Journal article, 2005
PURPOSE: The purpose of this study was to evaluate patient, implant, and treatment characteristics to identify possible prognostic factors for implant failure. MATERIALS AND METHODS: Out of a database with different dental implant treatment protocols, a research database of 1 randomly selected implant per patient was created. The database consisted of 487 implants. Of these, 80 were withdrawn, 36 failed, and 371 remained successful during a 5-year follow-up period. Potential risk factors were evaluated by chi-square tests and post hoc analyses. RESULTS: Significant or strongly significant differences were found regarding implant failures as a result of jawbone quality, jaw shape, implant length, treatment protocol, and combinations of jawbone-related characteristics. Responsible clinics and number of implants supporting the restoration were factors that could not be associated with implant failure.
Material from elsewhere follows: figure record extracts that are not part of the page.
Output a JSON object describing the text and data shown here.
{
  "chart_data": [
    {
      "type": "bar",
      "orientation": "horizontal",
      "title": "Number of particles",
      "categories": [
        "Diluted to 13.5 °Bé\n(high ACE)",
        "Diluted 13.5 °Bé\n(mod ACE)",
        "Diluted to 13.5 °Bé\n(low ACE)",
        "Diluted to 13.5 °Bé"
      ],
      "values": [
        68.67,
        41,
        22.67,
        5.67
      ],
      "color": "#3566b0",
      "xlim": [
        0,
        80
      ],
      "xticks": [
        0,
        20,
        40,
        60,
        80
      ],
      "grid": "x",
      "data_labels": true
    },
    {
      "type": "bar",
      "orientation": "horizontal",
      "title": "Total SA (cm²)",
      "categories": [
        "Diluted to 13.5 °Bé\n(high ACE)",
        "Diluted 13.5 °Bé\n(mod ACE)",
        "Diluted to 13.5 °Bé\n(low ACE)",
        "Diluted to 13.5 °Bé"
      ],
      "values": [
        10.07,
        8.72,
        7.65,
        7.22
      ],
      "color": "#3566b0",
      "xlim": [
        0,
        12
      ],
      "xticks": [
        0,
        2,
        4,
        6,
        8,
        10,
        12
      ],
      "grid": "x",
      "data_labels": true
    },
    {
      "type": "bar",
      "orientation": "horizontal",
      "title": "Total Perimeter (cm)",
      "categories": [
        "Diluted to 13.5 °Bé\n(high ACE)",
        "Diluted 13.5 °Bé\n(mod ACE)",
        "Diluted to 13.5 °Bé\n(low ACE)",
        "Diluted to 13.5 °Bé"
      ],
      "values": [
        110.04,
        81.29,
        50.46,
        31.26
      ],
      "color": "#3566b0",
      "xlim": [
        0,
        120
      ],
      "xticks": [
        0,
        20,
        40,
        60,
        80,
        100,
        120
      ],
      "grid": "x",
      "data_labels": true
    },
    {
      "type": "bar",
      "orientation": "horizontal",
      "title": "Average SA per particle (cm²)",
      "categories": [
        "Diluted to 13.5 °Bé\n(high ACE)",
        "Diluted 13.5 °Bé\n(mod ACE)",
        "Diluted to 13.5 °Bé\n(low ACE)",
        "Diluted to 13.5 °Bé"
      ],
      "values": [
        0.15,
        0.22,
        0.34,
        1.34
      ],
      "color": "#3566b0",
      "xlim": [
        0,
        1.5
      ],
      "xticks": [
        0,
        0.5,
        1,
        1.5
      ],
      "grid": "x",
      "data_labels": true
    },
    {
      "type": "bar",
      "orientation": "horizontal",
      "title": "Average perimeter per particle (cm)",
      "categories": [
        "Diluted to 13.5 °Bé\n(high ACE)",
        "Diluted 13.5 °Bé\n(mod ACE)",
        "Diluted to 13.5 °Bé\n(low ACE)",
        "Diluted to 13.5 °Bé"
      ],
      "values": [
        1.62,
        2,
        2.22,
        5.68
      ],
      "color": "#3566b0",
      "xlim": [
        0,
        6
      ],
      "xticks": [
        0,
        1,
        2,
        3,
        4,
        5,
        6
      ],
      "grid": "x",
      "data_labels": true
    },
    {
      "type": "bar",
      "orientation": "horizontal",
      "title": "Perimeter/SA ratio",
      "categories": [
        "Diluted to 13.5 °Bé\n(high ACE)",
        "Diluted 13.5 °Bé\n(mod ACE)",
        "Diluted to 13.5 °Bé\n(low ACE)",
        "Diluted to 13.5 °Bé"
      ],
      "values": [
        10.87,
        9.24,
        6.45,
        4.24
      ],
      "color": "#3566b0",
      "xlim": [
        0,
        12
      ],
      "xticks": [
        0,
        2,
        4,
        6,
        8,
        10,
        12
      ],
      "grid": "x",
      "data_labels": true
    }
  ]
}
DISCUSSION: Implant failures in this study were more often seen when negative patient-related factors were present. Approximately 65% of the patients with a combination of the 2 most negative bone-related factors (jawbone quality 4 and jaw shape D or E) experienced implant failure. However, only 3% of the patients had this combination. Implant length, the only implant-related factor evaluated, was also significantly correlated with the success rate, but implant length could also be regarded as a result of the jawbone volume available. Another negative patient-related factor was the treatment protocol; however, in most cases this was also indirectly or partly related to the status of the jawbone available for implant placement. CONCLUSION: Patient selection appears to be of importance for increasing implant success rates.